9.01.2010

Bite the Big Apple

ya got rats on the West Side, bedbugs Uptown!
What a mess! This town’s in tatters!

–rolling stones

So, what’s the deal with New York City, anyway? Is it hypocritical — or schizoid? I’ve been asking this question a lot lately, while checking out the news from NYC about the so-called “Ground Zero Mosque” and the attendant right-wing racist street zaniness. New York City’s always had this outward image of a progressive, multicultural, hip city — a cradle of the US labor movement, the birthplace of outfits like the Yippies, the city where people like Andy Warhol, Peter Max, Bob Dylan and Patti Smith first emerged as major artists — versus a long-present simmering vile nasty core of racism and class war, where Amadou Diallo and a host of other Black Americans and African immigrants were brutally tortured and murdered by the police, and systematic gentrification drove the poor and working class out of places like Tompkins Square and Brooklyn.

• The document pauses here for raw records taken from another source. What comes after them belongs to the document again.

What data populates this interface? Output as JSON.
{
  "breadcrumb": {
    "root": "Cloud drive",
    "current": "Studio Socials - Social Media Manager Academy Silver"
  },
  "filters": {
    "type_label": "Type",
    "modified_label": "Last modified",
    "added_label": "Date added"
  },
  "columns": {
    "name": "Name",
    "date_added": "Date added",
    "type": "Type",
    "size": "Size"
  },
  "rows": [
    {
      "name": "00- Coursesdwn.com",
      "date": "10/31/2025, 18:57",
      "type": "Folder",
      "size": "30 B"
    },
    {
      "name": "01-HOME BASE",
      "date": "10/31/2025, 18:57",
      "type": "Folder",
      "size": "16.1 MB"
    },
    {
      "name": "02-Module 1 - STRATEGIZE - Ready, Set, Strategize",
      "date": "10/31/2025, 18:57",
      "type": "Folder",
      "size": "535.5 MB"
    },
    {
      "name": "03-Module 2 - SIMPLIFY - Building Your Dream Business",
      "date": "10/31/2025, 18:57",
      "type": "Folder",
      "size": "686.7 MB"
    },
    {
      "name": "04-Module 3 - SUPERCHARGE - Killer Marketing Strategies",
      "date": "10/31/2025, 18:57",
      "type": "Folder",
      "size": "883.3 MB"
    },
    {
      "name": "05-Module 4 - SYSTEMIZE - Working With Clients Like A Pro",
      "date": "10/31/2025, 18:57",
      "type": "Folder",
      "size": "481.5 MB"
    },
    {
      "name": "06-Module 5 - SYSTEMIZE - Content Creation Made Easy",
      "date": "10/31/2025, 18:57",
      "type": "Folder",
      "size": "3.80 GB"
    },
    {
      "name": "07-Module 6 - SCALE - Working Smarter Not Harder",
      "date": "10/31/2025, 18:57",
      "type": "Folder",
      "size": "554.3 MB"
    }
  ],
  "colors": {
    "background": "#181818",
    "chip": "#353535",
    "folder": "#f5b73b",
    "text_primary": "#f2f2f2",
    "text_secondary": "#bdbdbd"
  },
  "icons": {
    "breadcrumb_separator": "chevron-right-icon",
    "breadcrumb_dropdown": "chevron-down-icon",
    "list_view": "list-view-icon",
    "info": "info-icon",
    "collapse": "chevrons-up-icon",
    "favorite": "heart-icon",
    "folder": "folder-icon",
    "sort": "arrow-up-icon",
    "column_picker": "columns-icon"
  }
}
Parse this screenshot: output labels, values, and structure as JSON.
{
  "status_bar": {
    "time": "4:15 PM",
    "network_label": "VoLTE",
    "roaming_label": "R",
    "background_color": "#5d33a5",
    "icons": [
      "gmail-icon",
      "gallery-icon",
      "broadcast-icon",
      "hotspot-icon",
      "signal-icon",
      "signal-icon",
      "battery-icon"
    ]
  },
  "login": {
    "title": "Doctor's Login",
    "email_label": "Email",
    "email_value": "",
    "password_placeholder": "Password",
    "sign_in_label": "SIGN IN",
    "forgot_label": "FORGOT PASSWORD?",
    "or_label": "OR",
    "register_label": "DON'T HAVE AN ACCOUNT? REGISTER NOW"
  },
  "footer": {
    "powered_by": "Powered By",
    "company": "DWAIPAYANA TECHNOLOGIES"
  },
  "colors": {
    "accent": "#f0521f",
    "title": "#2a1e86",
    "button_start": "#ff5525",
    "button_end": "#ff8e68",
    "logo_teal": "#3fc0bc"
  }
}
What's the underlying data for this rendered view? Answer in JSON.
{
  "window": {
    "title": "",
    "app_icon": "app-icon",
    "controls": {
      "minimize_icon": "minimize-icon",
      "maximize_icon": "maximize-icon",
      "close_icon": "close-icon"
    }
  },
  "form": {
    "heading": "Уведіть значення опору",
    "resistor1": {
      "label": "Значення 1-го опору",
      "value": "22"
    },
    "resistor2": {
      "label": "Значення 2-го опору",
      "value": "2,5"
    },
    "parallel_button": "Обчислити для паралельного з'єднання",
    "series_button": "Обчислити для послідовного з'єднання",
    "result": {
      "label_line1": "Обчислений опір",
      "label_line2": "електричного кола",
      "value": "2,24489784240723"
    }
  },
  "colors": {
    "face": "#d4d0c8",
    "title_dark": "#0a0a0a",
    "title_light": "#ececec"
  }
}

I was recently discussing this with my friend Isis, a cohort in the Town Hell Posse and native New Yorker. She seemed totally down with the wormy, rotten core idea, and filled me in on New York City’s historic record of racism, xenophobia and classism. “Y’know that old Stones song, ‘Shattered’? That pretty much says it!” Suddenly, the conversation shifted to sketching in some plans to go to NYC to cover the big anti-Islamic hate rally being held on September 11, and how we could use “Shattered” for our motif and background music; my mind suddenly fixated on the line that goes go ahead, bite the Big Apple — don’t mind the maggots!